Ана сорвала бы с нее кожу, чтобы поразвлечься. По его спине пополз лед, незнакомый в ситуациях жизни или смерти.
Элизабет будет бороться. Он хорошо обучил ее. Если они наткнутся на нее прежде, чем он успеет расправиться с мужчинами, небрежно идущими к стеклянным дверям, она сделает все, что нужно, чтобы выжить.
Он наблюдал за приближающимися людьми с холодным расчетом. Они хотели убить его. И они превосходили его числом. Ни то, ни другое его не волновало. Он уже некоторое время преследовал смерть. Скорее всего, с самого начала. Это способствовало его образу жизни. И он был очарован своей собственной кончиной больше, чем любой другой.
Он не придавал особого значения своему концу. Он знал, что это будет кроваво. Насильственно. Так оно и случилось. Но он не думал, что это будет из-за маленькой, сломанной, поврежденной и расстроенной девушки.

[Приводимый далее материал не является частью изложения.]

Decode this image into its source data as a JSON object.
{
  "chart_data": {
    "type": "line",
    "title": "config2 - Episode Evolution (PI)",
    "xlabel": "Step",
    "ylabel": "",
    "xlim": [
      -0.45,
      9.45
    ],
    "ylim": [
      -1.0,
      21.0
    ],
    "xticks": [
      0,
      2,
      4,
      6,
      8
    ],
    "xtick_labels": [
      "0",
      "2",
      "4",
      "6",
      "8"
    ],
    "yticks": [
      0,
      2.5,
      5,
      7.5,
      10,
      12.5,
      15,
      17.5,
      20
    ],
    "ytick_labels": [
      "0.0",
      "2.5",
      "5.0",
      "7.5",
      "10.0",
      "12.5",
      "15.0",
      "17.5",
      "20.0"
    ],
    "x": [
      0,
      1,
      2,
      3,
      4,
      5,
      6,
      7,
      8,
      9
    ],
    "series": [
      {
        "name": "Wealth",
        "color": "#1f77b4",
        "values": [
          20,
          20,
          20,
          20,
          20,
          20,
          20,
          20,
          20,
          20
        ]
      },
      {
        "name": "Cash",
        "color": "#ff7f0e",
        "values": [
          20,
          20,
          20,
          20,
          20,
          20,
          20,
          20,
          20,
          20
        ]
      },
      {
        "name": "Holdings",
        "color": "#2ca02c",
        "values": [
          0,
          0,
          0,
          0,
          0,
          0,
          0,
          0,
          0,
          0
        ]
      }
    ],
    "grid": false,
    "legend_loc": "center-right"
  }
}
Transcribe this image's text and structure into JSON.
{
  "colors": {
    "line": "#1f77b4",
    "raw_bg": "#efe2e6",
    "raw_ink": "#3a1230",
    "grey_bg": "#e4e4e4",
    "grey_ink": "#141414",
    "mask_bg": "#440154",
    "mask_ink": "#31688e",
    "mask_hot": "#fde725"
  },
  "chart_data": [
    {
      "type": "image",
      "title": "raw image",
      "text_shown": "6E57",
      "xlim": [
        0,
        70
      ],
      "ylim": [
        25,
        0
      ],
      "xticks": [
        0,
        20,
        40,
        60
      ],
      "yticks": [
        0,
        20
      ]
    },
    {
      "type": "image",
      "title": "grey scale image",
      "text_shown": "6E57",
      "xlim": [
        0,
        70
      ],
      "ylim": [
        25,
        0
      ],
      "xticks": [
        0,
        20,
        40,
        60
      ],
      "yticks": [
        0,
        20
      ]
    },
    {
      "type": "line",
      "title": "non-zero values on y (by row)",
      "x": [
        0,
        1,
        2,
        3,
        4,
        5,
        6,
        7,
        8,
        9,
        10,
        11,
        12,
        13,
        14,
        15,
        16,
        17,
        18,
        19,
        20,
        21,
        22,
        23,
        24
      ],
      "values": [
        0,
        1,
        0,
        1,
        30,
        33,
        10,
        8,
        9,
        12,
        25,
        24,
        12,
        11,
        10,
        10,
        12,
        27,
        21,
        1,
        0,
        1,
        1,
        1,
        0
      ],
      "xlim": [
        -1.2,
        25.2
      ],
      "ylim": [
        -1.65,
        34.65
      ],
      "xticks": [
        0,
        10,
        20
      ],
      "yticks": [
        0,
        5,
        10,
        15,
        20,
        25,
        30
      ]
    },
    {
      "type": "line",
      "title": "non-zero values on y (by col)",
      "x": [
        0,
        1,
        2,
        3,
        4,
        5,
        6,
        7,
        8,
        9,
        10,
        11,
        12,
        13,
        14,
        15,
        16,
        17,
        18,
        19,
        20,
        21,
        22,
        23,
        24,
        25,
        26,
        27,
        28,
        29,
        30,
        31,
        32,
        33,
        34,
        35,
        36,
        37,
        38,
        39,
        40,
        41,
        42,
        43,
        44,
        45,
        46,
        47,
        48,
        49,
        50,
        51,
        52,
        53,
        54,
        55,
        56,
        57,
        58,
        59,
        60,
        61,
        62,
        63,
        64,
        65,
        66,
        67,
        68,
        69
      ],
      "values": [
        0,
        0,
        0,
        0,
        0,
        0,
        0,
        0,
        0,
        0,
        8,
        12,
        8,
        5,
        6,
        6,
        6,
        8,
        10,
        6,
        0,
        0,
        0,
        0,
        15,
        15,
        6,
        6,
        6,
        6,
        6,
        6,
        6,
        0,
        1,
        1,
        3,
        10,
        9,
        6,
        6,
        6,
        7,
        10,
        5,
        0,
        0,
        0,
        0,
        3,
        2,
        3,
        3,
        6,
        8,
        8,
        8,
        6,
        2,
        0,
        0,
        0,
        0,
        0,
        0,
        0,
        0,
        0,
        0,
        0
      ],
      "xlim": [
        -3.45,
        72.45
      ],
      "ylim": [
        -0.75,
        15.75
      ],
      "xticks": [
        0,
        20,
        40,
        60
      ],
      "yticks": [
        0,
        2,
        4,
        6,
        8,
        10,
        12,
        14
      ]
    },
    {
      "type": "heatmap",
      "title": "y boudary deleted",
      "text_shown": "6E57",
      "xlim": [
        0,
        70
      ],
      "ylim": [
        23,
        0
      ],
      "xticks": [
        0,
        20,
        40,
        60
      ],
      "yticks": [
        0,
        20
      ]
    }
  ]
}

Он считал себя учителем смерти и ее носителем. Он стал в некотором роде экспертом в этой области.
Но она доказала ему, что он ошибся.
Она показала ему, что смерть — это не пуля в голову, не перелом костей шеи, не порез артерии. Нет, это было гораздо болезненнее и уродливее. Это была гребаная любовь.
Или какая-то извращенная версия эмоций, которые он разделял с ней. Эту смерть он преследовал, и даже не осознавал этого. Иначе он пустил бы себе пулю в лоб еще до того, как все это произошло.
Но он был живым мертвецом из-за нее, он ненавидел ее так же сильно, как и любил. Эти люди его не убьют. Черт, нет. Он не боялся своей смерти. Он был в ужасе от того, что произойдет, когда умрет она.
Этого не случится.
Она умрет только от его рук или от бога. Только так она покинет эту землю. И он отправится прямо за ней.